Date of Award


Degree Type


Degree Name

Doctor of Philosophy (PhD)

Graduate Group

Computer and Information Science

First Advisor

Kostas Daniilidis


As the close perceptual sibling of vision, the sense of touch has historically received less than deserved attention in both human psychology and robotics. In robotics, this may be attributed to at least two reasons. First, it suffers from the vicious cycle of immature sensor technology, which causes industry demand to be low, and then there is even less incentive to make existing sensors in research labs easy to manufacture and marketable. Second, the situation stems from a fear of making contact with the environment, avoided in every way so that visually perceived states do not change before a carefully estimated and ballistically executed physical interaction. Fortunately, the latter viewpoint is starting to change. Work in interactive perception and contact-rich manipulation are on the rise. Good reasons are steering the manipulation and locomotion communities’ attention towards deliberate physical interaction with the environment prior to, during, and after a task.
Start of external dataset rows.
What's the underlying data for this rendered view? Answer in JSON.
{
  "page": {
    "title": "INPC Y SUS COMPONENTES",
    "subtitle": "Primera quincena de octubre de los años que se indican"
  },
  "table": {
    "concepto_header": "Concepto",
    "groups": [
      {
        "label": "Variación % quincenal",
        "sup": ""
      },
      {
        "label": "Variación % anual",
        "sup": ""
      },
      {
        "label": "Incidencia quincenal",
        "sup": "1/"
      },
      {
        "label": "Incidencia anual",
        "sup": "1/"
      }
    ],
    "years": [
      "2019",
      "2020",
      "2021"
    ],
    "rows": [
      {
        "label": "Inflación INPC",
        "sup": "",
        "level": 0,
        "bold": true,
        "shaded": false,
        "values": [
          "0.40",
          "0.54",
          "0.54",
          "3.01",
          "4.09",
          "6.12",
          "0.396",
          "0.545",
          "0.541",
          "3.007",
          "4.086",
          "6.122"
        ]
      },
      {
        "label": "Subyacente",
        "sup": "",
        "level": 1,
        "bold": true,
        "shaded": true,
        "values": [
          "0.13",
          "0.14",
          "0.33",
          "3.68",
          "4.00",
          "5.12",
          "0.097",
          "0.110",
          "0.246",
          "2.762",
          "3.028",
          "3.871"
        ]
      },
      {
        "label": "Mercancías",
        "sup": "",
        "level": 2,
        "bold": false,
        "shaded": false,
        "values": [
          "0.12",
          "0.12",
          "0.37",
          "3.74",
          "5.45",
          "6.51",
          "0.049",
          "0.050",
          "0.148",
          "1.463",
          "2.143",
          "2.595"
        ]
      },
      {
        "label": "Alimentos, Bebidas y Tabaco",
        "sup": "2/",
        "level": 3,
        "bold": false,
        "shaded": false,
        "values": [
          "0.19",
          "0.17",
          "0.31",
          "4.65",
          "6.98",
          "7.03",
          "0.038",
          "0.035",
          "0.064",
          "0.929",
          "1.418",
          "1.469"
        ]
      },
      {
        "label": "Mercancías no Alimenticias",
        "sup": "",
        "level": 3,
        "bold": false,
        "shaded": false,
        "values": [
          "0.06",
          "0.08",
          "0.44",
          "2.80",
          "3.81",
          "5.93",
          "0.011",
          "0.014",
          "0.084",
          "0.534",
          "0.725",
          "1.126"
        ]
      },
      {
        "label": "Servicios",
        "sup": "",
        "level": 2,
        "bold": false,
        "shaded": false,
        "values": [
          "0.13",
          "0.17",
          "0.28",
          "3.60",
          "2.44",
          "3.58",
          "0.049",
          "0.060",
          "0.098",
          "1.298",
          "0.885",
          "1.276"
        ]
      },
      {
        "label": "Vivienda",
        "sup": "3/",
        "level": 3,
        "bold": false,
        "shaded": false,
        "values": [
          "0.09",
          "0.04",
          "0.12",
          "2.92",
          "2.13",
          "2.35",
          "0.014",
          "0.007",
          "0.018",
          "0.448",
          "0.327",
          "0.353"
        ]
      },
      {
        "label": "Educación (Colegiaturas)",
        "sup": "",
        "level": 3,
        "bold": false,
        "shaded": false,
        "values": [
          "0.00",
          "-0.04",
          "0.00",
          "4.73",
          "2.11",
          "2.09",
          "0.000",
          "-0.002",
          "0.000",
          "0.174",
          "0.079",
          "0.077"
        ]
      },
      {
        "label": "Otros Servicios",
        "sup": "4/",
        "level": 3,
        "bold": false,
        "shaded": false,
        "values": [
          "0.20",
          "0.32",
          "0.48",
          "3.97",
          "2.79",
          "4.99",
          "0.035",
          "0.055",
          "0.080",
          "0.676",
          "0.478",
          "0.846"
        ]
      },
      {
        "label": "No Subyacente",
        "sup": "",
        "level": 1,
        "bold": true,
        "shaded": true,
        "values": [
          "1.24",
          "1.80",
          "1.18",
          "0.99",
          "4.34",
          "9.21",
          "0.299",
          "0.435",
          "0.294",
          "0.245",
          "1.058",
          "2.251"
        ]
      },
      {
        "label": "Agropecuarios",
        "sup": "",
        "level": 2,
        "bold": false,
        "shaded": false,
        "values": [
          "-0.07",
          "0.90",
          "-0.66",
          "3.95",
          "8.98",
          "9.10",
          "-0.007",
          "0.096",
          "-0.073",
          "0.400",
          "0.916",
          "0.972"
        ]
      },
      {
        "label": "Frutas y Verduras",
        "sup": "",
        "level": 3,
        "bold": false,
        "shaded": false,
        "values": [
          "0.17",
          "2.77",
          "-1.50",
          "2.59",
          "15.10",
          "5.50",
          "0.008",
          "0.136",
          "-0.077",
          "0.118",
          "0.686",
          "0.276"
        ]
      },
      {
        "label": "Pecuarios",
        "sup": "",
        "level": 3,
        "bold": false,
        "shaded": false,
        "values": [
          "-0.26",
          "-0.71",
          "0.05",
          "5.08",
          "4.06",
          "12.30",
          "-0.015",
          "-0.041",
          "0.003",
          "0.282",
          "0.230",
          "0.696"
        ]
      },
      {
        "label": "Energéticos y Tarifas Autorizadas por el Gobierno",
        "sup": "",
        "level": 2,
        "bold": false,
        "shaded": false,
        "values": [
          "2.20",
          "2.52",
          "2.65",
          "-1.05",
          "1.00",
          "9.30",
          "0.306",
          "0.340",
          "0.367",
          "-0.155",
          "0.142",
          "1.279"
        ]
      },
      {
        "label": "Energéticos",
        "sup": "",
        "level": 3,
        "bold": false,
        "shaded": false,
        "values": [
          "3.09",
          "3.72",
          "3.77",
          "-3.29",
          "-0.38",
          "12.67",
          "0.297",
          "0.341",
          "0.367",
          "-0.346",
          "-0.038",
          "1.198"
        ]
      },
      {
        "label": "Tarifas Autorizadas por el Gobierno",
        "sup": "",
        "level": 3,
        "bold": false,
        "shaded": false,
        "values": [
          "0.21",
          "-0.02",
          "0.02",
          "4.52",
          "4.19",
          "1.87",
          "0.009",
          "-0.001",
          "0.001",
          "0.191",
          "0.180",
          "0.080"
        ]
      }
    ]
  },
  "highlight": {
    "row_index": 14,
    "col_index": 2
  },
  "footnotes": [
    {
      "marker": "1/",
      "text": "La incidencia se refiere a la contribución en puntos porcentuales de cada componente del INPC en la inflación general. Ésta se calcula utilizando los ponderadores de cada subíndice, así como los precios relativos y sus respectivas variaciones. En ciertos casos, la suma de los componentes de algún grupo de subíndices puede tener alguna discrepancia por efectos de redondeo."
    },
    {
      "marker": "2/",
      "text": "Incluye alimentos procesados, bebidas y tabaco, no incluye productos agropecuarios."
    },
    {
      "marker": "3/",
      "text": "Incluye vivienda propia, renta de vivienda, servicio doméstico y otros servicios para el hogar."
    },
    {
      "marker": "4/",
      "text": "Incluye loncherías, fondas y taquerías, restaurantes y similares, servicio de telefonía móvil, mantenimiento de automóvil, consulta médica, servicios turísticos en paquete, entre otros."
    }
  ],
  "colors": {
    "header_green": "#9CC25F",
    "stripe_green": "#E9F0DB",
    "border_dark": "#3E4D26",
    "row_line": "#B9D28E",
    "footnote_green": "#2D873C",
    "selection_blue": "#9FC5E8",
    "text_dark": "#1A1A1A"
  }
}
We approach the problem of perception prior to manipulation, using the sense of touch, for the purpose of understanding the surroundings of an autonomous robot. The overwhelming majority of work in perception for manipulation is based on vision. While vision is a fast and global modality, it is insufficient as the sole modality, especially in environments where the ambient light or the objects therein do not lend themselves to vision, such as in darkness, smoky or dusty rooms in search and rescue, underwater, transparent and reflective objects, and retrieving items inside a bag. Even in normal lighting conditions, during a manipulation task, the target object and fingers are usually occluded from view by the gripper. Moreover, vision-based grasp planners, typically trained in simulation, often make errors that cannot be foreseen until contact. As a step towards addressing these problems, we present first a global shape-based feature descriptor for object recognition using non-prehensile tactile probing alone. Then, we investigate in making the tactile modality, local and slow by nature, more efficient for the task by predicting the most cost-effective moves using active exploration. To combine the local and physical advantages of touch and the fast and global advantages of vision, we propose and evaluate a learning-based method for visuotactile integration for grasping.